The reason is i tried to change the class to:
class Tree<TREE extends Tree<?,?>, DATA> {
public Tree(Class<Tree> clazz) { // changed
System.out.println(this.getClass());
System.out.println(clazz);
System.out.println();
if (this.getClass() != clazz)
throw new RuntimeException();
}
}
Tree<Tree<?,?>, String> tree01a = new Tree<Tree<?,?>, String>(Tree.class);
There is no compile-error.
However, the following causes the same compile-error:
class Tree<TREE extends Tree<?,?>, DATA> {
public Tree(Class<Tree<?,?>> clazz) { // changed
System.out.println(this.getClass());
System.out.println(clazz);
System.out.println();
if (this.getClass() != clazz)
throw new RuntimeException();
}
}
Tree<Tree<?,?>, String> tree01a = new Tree<Tree<?,?>, String>(Tree.class);
// The constructor Tree<Tree<?,?>,String>(Class<Tree>) is undefined
Edit #1
Based on my comment below, i tried this one.
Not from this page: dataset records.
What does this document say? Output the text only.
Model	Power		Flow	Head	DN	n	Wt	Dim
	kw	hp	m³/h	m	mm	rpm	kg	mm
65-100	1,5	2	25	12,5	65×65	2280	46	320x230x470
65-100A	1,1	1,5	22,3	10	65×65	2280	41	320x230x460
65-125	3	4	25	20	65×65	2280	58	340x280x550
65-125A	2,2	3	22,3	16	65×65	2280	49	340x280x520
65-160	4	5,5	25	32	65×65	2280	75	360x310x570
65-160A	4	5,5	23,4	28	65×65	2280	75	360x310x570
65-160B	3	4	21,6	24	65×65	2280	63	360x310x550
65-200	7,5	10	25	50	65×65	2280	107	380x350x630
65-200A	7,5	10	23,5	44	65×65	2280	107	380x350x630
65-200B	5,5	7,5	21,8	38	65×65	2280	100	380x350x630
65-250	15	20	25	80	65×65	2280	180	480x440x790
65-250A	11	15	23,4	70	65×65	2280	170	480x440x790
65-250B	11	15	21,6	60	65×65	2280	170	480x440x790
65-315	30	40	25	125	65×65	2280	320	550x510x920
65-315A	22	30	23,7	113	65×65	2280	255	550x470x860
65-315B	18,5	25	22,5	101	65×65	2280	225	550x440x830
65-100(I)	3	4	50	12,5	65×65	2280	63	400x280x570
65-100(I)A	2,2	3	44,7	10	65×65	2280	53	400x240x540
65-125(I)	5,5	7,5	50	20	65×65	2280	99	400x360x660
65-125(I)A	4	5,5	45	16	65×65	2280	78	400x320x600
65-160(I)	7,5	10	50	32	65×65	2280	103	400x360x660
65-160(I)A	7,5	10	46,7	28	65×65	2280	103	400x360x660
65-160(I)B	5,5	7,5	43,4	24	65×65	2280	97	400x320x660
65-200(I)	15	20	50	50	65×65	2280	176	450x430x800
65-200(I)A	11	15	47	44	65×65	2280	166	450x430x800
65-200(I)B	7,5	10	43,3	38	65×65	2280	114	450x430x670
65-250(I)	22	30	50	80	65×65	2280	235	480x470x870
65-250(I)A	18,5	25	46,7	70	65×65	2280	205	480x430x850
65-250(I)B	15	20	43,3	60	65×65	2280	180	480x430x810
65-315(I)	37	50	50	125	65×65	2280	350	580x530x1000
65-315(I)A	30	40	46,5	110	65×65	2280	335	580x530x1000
Hope it helps for some inspirations.
static class SimpleClass<T> {
private SimpleClass(Object dummy) {
// dummy constructor, avoid recursive call of the default constructor
}
SimpleClass() {
SimpleClass<T> myself = new SimpleClass<T>(new Object()) {};
System.out.println(((ParameterizedType) myself.getClass().getGenericSuperclass()).getActualTypeArguments()[0]);
// prints "T"
TypeReference<SimpleClass<T>> typeRef = new TypeReference<SimpleClass<T>>() {};
System.out.println(typeRef.getType());
// prints "Main.Main$SimpleClass<T>"
}
void func() {
SimpleClass<T> myself = new SimpleClass<T>(new Object()) {};
System.out.println(((ParameterizedType) myself.getClass().getGenericSuperclass()).getActualTypeArguments()[0]);
// prints "T"
TypeReference<SimpleClass<T>> typeRef = new TypeReference<SimpleClass<T>>() {};
System.out.println(typeRef.getType());
// prints "Main.Main$SimpleClass<T>"
}
}
public static void main(String[] args) {
SimpleClass<String> simpleObj = new SimpleClass<String>();
simpleObj.func();
SimpleClass<String> outsideSimpleClass = new SimpleClass<String>(){};
System.out.println(((ParameterizedType) outsideSimpleClass.getClass().getGenericSuperclass()).getActualTypeArguments()[0]);
// prints "class java.lang.String"
}
Note we still cannot get "class java.lang.String" inside SimpleClass
.
More importantly, if we use the Type Argument <T>
to instantiate an object from another class, we still cannot get the type parameter from it:
static class AnotherClass<T> {
private AnotherClass(Object dummy) {}
}
static class SimpleClass<T> {
SimpleClass() {
AnotherClass<T> another = new AnotherClass<T>(new Object()) {};
System.out.println(((ParameterizedType) another.getClass().getGenericSuperclass()).getActualTypeArguments()[0]);
// prints "T"
TypeReference<AnotherClass<T>> anotherTypeRef = new TypeReference<AnotherClass<T>>() {};
System.out.println(anotherTypeRef.getType());
// prints "Main.Main$AnotherClass<T>"
}
void func() {
AnotherClass<T> another = new AnotherClass<T>(new Object()) {};
System.out.println(((ParameterizedType) another.getClass().getGenericSuperclass()).getActualTypeArguments()[0]);
// prints "T"
TypeReference<AnotherClass<T>> anotherTypeRef = new TypeReference<AnotherClass<T>>() {};
System.out.println(anotherTypeRef.getType());
// prints "Main.Main$AnotherClass<T>"
}
}
Note that this means the Type Argument of AnotherClass
cannot be revealed in SimpleClass
, where it is a place outside the class itself!
To my understanding, we can only use the anonymous sub-class & getGenericSuperclass()
trick at a place where it actually already know the answer. Such as in main()
, here is the place where class java.lang.String
is really defined as the Type Argument.
(IMO, if the ability of this trick is so restricted, it is not really useful at all.)